Since the 1980s, the government of the PRC and the ruling CCP have adopted "peaceful reunification" and "one country, two systems" as their policy stance regarding the political status of Taiwan. At the same time, they have insisted on never renouncing the use of force to unify Taiwan.

== History ==
In the 1980s, Chinese leader Deng Xiaoping proposed the "one country, two systems" approach to solving the Taiwan issue. Since then, "peaceful reunification and one country, two systems" has been the basic policy of the Government of the People's Republic of China. At the same time, Deng pointed out that the Government of the People's Republic of China could not promise not to use force to solve the Taiwan issue, nor could it easily use force. In September 1993, the Government of the People's Republic of China issued its first White Paper on the Taiwan Question. The third paragraph of "Basic Policy of the Chinese Government on Solving the Taiwan Issue mentioned that "peaceful reunification is the established policy of the Chinese government. However, every sovereign state has the right to take all means it deems necessary, including military means, to safeguard its sovereignty and territorial integrity. The Chinese government is under no obligation to make any commitment to any foreign country or person seeking to split China on the way it handles its internal affairs."

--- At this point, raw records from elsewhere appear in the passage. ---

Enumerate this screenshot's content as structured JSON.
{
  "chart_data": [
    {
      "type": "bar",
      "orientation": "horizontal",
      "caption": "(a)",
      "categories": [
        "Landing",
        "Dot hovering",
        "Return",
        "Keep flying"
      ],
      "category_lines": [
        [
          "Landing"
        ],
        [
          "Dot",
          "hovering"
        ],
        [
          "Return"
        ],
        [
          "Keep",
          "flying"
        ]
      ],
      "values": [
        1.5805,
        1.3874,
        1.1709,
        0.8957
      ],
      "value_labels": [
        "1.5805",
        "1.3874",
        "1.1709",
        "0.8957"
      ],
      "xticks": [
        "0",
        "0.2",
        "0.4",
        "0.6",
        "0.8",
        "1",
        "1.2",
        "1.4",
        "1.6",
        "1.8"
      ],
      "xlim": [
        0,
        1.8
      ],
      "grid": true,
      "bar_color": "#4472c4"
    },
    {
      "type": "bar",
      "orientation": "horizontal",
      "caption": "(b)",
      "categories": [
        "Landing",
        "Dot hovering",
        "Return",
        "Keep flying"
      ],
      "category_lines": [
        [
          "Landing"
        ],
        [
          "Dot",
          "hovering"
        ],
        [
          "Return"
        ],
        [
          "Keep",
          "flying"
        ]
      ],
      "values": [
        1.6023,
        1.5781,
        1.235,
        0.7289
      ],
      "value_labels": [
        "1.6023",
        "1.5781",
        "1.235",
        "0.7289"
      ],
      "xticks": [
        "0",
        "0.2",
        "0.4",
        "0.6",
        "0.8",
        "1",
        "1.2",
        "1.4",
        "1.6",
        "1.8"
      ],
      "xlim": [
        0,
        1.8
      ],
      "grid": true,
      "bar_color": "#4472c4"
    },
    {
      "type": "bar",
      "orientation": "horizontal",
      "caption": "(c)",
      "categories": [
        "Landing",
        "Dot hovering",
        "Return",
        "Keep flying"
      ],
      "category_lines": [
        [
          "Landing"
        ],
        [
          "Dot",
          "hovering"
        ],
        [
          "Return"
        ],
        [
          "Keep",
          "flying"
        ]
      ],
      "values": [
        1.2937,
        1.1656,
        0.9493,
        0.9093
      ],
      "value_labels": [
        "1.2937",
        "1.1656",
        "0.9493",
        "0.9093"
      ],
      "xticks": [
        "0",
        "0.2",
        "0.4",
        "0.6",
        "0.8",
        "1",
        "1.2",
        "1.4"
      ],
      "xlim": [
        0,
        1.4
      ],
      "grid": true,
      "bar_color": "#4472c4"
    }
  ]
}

On January 30, 1995, Jiang Zemin, then General Secretary of the CCP Central Committee, delivered a speech, namely Jiang's Eight Points. The fourth point was: "We will strive to achieve peaceful reunification. Chinese people should not fight against Chinese people. We do not promise to renounce the use of force. This is not directed against our compatriots in Taiwan, but against foreign forces interfering in China's reunification and seeking 'Taiwan independence'". In March 2000, Premier Zhu Rongji made the same statement: "We have never promised to renounce the use of force, but it is not directed against the people of Taiwan" but "against foreign interference and separatist forces on the island of Taiwan seeking "Taiwan independence"." In 2001, Jiang Zemin delivered a speech at the celebration of the 80th anniversary of the founding of the Chinese Communist Party, stating that "we have the greatest sincerity in striving to achieve peaceful reunification, but we cannot promise to renounce the use of force."

=== Xi Jinping ===
During his tenure as General Secretary of the CCP Central Committee, Xi Jinping repeatedly reiterated that he would never renounce the use of force. The third of Xi's Five Points, published in 2019, states, "We do not renounce the use of force and reserve the option of taking all necessary measures. This is aimed at external interference and a very small number of 'Taiwan independence' separatists and their separatist activities, and is not aimed at our compatriots in Taiwan." On October 16, 2022, Xi Jinping made the same statement during his report at the opening session of the 20th CCP National Congress. Officials of the People's Republic of China have also used this statement.

==== 2024 guidelines ====
In 2024, the PRC issued the Guidelines on Imposing Criminal Punishments on Diehard "Taiwan independence" Separatists for Conducting or Inciting Secession, based partially on the Anti-Secession Law, stating that supporters of Taiwanese independence, regardless of their location, could be tried in absentia and sentenced to death by Chinese courts.

== Reactions ==

=== People's Republic of China ===
Some researchers regard it as the sovereign right of the People's Republic of China a deterrent policy in the Taiwan policy. They believe that the reason why the government of the Republic of China and "the 'Taiwan independence' forces dare not openly and formally declare independence" is due to the influence of this deterrent.

=== Taiwan ===
The Mainland Affairs Council held a press conference on October 27 and released its regular poll from October 19 to 23. In this poll, regarding Xi Jinping's Taiwan-related propositions in his October 16 report, 85.6% of respondents strongly opposed his statement that he would not renounce the use of force, and 91.6% of respondents disagreed with the CCP's use of force to threaten Taiwan.